Реми очень не хотелось бросать ее одну на несколько дней: он боялся, что в его отсутствие с ней приключится какая-нибудь беда. Ева не смогла бы защитить маленькое, едва зародившееся поселение в случае нападения на него. И потом, если уж суждено было чего-то лишиться, Реми предпочел бы потерять, скорее, свой дом и скотину, чем девушку. Ружья и порох были упрятаны в каменный погреб. Это, по мнению Реми, было самым ценным из всего, что предстояло оставить: имея оружие, можно было попытаться отвоевать все, что оказалось в неприятельских руках. Что до животных, мысли о них не доставляли Реми ни малейшего беспокойства Почти все они были травоядными и прекрасно смогли бы сами позаботиться о своем пропитании. Он полез в свою казну и взял еще двадцать пять луидоров. Наконец, вполне довольный, что не оставляет ничего такого, о чем болело бы сердце, Реми вручил заботу о своей маленькой ферме Всевышнему. У Реми нашелся компас — с его помощью он думал добраться до Тунгу. По пути им предстояло перейти один из притоков Ситауна. Реми надеялся отыскать брод, но его юная подруга жестом дала понять, что поиски брода бесполезны, а вот плавать она умеет. Они взялись за руки и направили своих скакунов к реке.
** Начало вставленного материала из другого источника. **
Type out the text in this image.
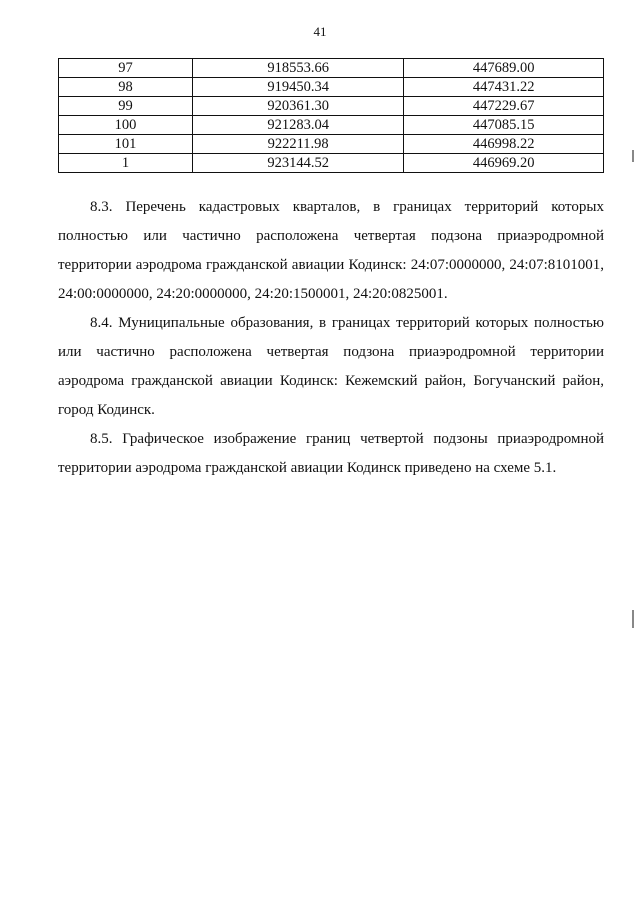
41
97	918553.66	447689.00
98	919450.34	447431.22
99	920361.30	447229.67
100	921283.04	447085.15
101	922211.98	446998.22
1	923144.52	446969.20

8.3. Перечень кадастровых кварталов, в границах территорий которых полностью или частично расположена четвертая подзона приаэродромной территории аэродрома гражданской авиации Кодинск: 24:07:0000000, 24:07:8101001, 24:00:0000000, 24:20:0000000, 24:20:1500001, 24:20:0825001.

8.4. Муниципальные образования, в границах территорий которых полностью или частично расположена четвертая подзона приаэродромной территории аэродрома гражданской авиации Кодинск: Кежемский район, Богучанский район, город Кодинск.

8.5. Графическое изображение границ четвертой подзоны приаэродромной территории аэродрома гражданской авиации Кодинск приведено на схеме 5.1.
В тот же вечер они добрались до Тунгу.
Пегуанцы, живущие вдали от крупных населенных пунктов, не привыкли пользоваться деньгами. Они обходились небольшими золотыми слитками, которые протирали камешком, чтобы проверить, держат они в руках чистое золото или с примесями. Но вообще золото не имело в Бирме широкого хождения и использовалось разве что для того, чтобы золотить пагоды. Зато было распространено серебро, которое добывали в рудниках.